Im Vergleich zur letzten Demo war diese relativ ereignislos. Mit repariertem Schild ging es an einem sonnigen Tag wieder los.

Erst bin ich an zwei Damen vorbeigelaufen. Diese haben mich dann bemerkt und die Jüngere rief hinter mir her. „Sie sind aber mutig!“ Da wollte ich dann wissen, ob sie das bejahend oder ablehnend gemeint hatte. Darauf meinte sie, das das fast an Wahnsinn grenzen würde, in der Nähe des Heimes mit diesem Schild herumzulaufen. Außerdem wäre sie in dem Heim schon gewesen, und das wäre dort gar nicht schön, vor allem für die Kinder. – Das glaube ich gerne, zwei bis vier Toiletten für bis zu 150 Leute ist doch etwas dürftig. Die ältere Dame hatte mir aber beigepflichtet.
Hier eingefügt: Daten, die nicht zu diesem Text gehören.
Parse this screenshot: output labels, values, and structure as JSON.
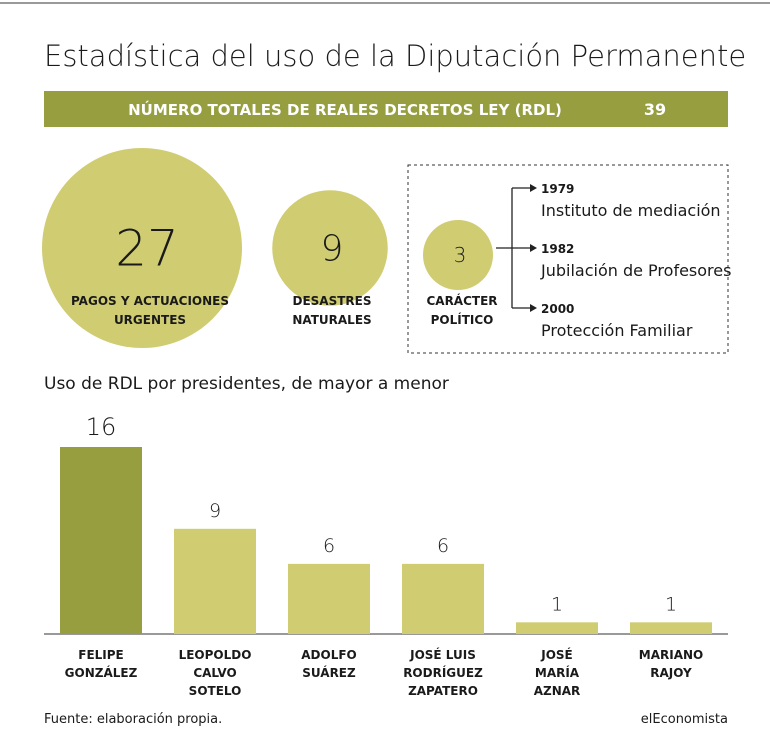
{
  "title": "Estadística del uso de la Diputación Permanente",
  "banner": {
    "label": "NÚMERO TOTALES DE REALES DECRETOS LEY (RDL)",
    "value": 39
  },
  "bubbles": [
    {
      "value": 27,
      "label_lines": [
        "PAGOS Y ACTUACIONES",
        "URGENTES"
      ]
    },
    {
      "value": 9,
      "label_lines": [
        "DESASTRES",
        "NATURALES"
      ]
    },
    {
      "value": 3,
      "label_lines": [
        "CARÁCTER",
        "POLÍTICO"
      ]
    }
  ],
  "bubble_color": "#d0cc72",
  "timeline": [
    {
      "year": "1979",
      "text": "Instituto de mediación"
    },
    {
      "year": "1982",
      "text": "Jubilación de Profesores"
    },
    {
      "year": "2000",
      "text": "Protección Familiar"
    }
  ],
  "chart_data": {
    "type": "bar",
    "title": "Uso de RDL por presidentes, de mayor a menor",
    "categories": [
      [
        "FELIPE",
        "GONZÁLEZ"
      ],
      [
        "LEOPOLDO",
        "CALVO",
        "SOTELO"
      ],
      [
        "ADOLFO",
        "SUÁREZ"
      ],
      [
        "JOSÉ LUIS",
        "RODRÍGUEZ",
        "ZAPATERO"
      ],
      [
        "JOSÉ",
        "MARÍA",
        "AZNAR"
      ],
      [
        "MARIANO",
        "RAJOY"
      ]
    ],
    "values": [
      16,
      9,
      6,
      6,
      1,
      1
    ],
    "colors": [
      "#969e3f",
      "#d0cc72",
      "#d0cc72",
      "#d0cc72",
      "#d0cc72",
      "#d0cc72"
    ],
    "ylim": [
      0,
      16
    ]
  },
  "footer": {
    "source": "Fuente: elaboración propia.",
    "brand": "elEconomista"
  }
}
Es ist schön, daß man mit einigen Leuten noch über Pro&Contra diskutieren kann, auch wenn man gegenteiliger Meinung ist.

Etwas später bin ich dann an einer junger Mutter vorbeigekommen, die mir entgegenrief. „Kann ich mitkommen?“. Meiner freudigen Zustimmung ist sie dann aber doch nicht gefolgt, da sie in einem sozialen Beruf arbeitet und sichr vor dem Attribut „rechts“ fürchtet. Wir sind auch kurz auf das Thema Kriminalität zu sprechen gekommen. Wie sich herausstellte, hatte sie die sexuelle Belästigung, über die ich zuletzt berichtet hatte, beobachtet!

Leider mußte ich alleine weiter.

Aber eine Sache habe ich mitgenommen. Die Bürger nehmen bewußt war, daß die Ausübung unserer Grundrechte, nämlich Meinungsfreiheit und Demonstrationsrecht, mit persönlichen Gefahren verbunden ist. Und das in der angeblich freihesten Demokratie, die es je auf Deutschem Boden gegeben hat.